Lattice corneal dystrophy is generally divided into three subtypes. The classification has been made mainly by clinical and pathological findings. LCD I is characterized by prominent delicate linear opacities that tend to be mainly in the superficial corneal stroma accompanied with epithelial erosions.
During the past decade, several autosomal dominant hereditary corneal dystrophies had been related to mutations in TGFBI/BIGH3
. Nearly 30 different mutations in TGFBI
have been identified in families with variants of LCD [11
]. Therefore, due to such genetic heterogeneity, it is necessary to identify which specific mutations are carried by the patient to assess a final diagnosis. However, in clinical practice, we may occasionally encounter patients with atypical clinical features of corneal dystrophy, which is difficult to diagnose by clinical features only.
In this present study, we report three Chinese pedigrees with variable clinical features where misdiagnosis had been made in some of the patients. Since phenotypic variations within these families are apparent, some patients’ clinical features of lattice corneal dystrophy are quite atypical. For this reason, classifications of the phenotype for these patients are very difficult. Genetic analysis of TGFBI showed that all affected members of the family have a heterozygous mutation of R124C, which suggests they belong to a classification of LCD I. They are classified into LCD I by the genetic findings, as this mutation occurs independently in several ethnic groups.
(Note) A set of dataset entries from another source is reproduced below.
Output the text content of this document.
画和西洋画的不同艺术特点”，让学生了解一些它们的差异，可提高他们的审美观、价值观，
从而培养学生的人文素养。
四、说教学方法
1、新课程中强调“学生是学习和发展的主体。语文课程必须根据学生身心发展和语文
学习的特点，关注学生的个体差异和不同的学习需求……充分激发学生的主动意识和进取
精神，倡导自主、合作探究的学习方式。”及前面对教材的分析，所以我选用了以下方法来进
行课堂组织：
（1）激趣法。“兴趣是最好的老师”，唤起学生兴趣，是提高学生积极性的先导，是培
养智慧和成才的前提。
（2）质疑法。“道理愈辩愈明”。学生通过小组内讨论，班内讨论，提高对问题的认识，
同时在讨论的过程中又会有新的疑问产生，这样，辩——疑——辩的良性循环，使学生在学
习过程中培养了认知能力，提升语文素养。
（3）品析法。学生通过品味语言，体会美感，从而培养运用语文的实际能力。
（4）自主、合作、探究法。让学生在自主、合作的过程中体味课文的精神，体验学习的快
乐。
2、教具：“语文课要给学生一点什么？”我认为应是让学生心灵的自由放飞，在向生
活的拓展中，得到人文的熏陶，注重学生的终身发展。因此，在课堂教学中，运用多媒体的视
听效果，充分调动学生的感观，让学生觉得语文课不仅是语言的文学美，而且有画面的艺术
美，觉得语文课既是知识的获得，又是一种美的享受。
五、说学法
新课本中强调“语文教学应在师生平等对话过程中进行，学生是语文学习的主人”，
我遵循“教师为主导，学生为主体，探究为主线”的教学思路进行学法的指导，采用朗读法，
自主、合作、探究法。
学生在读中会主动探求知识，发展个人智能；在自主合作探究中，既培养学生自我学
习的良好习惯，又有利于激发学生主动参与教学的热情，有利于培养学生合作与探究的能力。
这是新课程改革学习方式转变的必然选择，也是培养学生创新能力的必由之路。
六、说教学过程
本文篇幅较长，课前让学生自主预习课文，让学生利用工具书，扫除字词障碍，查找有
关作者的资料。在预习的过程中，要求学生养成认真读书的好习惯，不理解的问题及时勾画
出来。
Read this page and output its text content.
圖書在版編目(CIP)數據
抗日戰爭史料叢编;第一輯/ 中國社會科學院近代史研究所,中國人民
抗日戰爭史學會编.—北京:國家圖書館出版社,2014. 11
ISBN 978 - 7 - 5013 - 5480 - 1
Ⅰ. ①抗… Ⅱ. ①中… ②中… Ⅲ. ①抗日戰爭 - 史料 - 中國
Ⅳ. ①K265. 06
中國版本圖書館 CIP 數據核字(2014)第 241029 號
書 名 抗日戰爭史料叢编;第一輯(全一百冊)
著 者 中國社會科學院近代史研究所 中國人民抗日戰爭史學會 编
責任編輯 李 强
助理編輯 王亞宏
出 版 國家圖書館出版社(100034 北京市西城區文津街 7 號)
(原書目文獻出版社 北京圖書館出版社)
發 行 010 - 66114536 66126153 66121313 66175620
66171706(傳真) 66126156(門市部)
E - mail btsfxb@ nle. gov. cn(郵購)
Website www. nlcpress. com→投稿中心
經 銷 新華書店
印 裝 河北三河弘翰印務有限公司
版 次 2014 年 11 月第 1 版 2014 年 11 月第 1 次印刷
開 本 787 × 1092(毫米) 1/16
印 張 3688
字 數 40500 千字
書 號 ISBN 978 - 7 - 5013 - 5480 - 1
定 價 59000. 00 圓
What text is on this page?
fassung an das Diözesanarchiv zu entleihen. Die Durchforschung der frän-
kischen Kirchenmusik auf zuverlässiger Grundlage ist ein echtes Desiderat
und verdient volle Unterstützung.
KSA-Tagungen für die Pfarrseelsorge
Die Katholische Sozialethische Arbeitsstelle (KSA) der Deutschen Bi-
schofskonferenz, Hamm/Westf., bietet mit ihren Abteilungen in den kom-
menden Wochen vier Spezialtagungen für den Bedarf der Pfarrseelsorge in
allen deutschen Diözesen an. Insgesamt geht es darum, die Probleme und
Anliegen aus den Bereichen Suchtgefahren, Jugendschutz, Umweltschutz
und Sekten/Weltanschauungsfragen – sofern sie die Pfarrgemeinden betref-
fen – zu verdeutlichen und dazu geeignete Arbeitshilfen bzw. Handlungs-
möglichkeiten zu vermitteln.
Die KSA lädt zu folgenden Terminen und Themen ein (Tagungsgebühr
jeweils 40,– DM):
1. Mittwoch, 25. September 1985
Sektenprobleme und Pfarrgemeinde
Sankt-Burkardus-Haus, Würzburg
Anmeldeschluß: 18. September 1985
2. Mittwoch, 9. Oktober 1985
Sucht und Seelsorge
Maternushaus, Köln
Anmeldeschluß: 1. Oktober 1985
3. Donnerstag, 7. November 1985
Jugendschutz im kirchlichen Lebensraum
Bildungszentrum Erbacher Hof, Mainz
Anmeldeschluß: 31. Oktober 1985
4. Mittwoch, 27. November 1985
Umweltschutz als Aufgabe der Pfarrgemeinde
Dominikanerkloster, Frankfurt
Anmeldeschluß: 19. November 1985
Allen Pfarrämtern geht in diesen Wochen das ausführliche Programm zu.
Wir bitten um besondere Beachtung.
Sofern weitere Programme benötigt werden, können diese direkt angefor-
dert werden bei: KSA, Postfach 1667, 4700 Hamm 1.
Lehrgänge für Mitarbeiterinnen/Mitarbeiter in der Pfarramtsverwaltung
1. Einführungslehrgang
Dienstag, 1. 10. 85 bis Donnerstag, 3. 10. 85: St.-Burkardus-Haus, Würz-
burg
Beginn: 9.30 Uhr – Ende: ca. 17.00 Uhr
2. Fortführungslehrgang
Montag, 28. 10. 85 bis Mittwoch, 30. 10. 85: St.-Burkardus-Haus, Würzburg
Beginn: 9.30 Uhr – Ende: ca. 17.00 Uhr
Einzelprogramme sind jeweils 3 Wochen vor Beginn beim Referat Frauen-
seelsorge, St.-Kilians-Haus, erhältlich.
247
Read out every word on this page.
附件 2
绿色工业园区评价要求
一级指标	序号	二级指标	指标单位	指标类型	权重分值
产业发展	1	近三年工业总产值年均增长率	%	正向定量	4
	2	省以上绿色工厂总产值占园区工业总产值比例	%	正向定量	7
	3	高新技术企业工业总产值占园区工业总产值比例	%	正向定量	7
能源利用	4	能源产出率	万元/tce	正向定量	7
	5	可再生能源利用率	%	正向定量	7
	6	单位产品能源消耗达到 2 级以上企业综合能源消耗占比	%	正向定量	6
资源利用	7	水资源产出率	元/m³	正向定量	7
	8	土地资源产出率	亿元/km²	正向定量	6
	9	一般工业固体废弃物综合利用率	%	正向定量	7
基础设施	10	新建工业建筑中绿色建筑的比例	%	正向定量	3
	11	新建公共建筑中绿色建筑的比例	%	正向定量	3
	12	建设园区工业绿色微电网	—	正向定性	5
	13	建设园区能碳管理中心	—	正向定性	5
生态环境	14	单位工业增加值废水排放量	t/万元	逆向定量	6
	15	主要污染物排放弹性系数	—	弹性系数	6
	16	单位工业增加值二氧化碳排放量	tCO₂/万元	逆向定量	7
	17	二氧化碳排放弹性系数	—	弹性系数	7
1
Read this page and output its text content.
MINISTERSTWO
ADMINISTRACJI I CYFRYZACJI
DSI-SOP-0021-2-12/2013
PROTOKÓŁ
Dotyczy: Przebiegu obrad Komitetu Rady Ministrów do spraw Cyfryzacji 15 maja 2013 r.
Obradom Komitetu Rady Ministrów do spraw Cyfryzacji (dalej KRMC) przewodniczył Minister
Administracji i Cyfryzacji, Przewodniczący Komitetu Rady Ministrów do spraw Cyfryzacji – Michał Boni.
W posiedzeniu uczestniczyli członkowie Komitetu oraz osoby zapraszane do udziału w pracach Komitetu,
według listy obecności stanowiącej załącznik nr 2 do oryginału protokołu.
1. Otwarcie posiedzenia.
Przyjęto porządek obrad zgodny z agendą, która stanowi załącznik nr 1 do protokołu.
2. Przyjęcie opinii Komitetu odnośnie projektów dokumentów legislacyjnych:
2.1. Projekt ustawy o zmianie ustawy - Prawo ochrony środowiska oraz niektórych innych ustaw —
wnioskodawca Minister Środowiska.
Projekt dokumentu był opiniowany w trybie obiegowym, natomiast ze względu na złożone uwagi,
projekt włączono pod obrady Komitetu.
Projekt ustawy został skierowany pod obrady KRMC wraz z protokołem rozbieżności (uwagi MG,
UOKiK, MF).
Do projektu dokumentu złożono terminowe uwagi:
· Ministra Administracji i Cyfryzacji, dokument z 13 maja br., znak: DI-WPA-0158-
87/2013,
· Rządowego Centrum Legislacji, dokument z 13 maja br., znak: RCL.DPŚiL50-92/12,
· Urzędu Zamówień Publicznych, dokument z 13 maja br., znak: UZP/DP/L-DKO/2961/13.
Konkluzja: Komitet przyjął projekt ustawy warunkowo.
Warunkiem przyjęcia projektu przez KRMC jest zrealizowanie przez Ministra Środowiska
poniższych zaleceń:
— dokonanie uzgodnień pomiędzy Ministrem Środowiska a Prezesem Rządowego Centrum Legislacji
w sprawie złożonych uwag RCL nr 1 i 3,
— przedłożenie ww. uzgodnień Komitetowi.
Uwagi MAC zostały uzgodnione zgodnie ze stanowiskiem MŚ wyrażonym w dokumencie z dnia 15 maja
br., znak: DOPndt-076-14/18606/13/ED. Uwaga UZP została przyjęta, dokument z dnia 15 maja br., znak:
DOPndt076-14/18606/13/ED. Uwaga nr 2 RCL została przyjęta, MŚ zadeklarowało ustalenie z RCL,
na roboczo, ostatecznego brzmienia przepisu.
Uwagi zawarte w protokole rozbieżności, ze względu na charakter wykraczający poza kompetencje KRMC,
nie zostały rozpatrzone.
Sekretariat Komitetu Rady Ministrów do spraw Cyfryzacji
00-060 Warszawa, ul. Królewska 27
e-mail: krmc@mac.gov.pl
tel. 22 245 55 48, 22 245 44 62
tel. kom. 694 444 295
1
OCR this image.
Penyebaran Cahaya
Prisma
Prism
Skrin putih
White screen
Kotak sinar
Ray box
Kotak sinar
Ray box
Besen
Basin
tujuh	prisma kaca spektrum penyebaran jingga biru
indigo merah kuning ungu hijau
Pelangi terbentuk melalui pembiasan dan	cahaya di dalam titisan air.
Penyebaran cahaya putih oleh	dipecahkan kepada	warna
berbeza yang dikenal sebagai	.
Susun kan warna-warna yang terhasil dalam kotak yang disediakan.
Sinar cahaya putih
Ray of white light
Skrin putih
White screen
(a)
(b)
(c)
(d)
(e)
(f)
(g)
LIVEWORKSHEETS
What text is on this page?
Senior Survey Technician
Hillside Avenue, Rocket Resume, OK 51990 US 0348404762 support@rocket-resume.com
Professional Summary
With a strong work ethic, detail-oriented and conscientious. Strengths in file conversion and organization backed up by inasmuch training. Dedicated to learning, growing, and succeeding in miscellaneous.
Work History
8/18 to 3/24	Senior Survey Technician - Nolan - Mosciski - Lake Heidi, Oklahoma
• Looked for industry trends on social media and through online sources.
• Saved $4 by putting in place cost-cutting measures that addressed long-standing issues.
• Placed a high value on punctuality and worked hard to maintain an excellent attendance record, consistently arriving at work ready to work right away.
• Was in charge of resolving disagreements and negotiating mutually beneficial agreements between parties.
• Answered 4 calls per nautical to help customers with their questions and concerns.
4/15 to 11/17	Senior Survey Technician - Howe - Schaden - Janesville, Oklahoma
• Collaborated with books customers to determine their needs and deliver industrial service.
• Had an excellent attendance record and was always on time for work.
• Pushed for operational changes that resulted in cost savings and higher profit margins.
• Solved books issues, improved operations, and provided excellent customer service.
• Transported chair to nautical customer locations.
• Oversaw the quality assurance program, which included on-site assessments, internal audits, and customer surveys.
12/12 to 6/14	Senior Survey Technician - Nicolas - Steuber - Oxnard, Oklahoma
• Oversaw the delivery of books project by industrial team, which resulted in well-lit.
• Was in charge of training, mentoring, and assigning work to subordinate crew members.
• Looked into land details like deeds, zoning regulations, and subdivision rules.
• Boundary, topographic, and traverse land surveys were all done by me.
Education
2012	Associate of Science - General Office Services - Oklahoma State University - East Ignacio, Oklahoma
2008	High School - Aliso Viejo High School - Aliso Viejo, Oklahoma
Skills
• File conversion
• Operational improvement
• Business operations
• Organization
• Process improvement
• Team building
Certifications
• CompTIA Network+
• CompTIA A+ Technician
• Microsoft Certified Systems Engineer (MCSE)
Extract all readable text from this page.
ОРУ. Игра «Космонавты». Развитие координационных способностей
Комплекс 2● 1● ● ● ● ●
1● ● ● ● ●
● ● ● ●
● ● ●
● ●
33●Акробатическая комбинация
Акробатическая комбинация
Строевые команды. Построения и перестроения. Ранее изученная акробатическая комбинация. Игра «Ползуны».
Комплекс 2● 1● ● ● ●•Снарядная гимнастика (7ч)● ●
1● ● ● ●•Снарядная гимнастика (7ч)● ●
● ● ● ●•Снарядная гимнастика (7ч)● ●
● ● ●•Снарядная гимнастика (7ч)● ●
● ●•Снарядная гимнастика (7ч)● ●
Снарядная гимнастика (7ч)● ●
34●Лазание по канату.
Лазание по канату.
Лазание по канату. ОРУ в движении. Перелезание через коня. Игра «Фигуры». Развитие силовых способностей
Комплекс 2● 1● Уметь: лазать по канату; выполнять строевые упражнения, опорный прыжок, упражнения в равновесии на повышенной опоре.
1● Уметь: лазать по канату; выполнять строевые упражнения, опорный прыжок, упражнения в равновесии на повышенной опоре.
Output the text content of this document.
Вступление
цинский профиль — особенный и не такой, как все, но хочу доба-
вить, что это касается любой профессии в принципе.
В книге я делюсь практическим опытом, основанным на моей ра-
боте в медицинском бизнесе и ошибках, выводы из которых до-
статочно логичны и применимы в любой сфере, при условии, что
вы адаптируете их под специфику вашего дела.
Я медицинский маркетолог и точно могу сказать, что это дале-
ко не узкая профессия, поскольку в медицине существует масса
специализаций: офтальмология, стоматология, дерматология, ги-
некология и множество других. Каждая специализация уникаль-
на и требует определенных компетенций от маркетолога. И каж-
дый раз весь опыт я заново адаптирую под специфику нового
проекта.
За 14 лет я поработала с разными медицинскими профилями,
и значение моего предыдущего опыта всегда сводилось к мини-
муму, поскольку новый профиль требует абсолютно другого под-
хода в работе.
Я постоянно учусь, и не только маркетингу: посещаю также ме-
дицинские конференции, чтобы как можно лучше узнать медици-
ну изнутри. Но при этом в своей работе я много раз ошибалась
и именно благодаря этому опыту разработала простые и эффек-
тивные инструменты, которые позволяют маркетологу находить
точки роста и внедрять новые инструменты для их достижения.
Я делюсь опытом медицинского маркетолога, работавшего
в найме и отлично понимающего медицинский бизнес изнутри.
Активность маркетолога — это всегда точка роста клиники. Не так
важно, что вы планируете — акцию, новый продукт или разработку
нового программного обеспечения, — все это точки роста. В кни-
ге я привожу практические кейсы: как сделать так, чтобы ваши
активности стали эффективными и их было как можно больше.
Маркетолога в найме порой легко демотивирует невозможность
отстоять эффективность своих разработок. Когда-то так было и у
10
Meesmann’s CD is a rare autosomal dominant corneal dystrophy that preferentially affects young family members. Therefore, the penetrance of Meesmann’s CD should also be nearly 50%. However, from these Chinese families, the penetrance of atypical LCD I patients resembling Meesmann’s CD is only 5.6%, which does not support the diagnosis of Meesmann’s CD. Furthermore, the probability of two mutations occurring in both TGFBI and KRT3 (or KRT12) in two unrelated Chinese families should be extremely rare. To our knowledge, there is no such report in other countries. Although we had not done DNA analysis for KRT3 and KRT12 in the atypical LCD I patients resembling Meesmann’s CD, we prefer the diagnosis of atypical LCD I rather than Meesmann’s CD.
This is the first report of phenotypic variability with the R124C mutation in Chinese LCD I pedigrees. Other reports about atypical LCD I with R124C mutation have been found in a Greek family, a Japanese family, and a Bangladeshi family, which indicates that atypical clinical features could also happen independently in different ethnic origins [21
]. Therefore, to speak of the clinical features of LCD I, we should keep in mind that it may include two subtypes, typical and atypical LCD I, even within the same family. The mechanism of the phenotypic variability with the same mutation and even within the same family still remains unknown and needs further study.
Currently, genetic diagnosis plays an important role in establishing the classification of corneal dystrophy. Molecular genetic analysis could establish reliable clinical diagnostic criteria and could improve the accuracy of clinical diagnosis. The technique of DNA diagnosis could also make prenatal and postnatal DNA diagnosis possible in our clinical practice. Once the Arg124Cys mutation is detected in an individual from these families at birth, it can be expected that he or she will develop corneal lattice dystrophy, which may require keratoplasty in the future.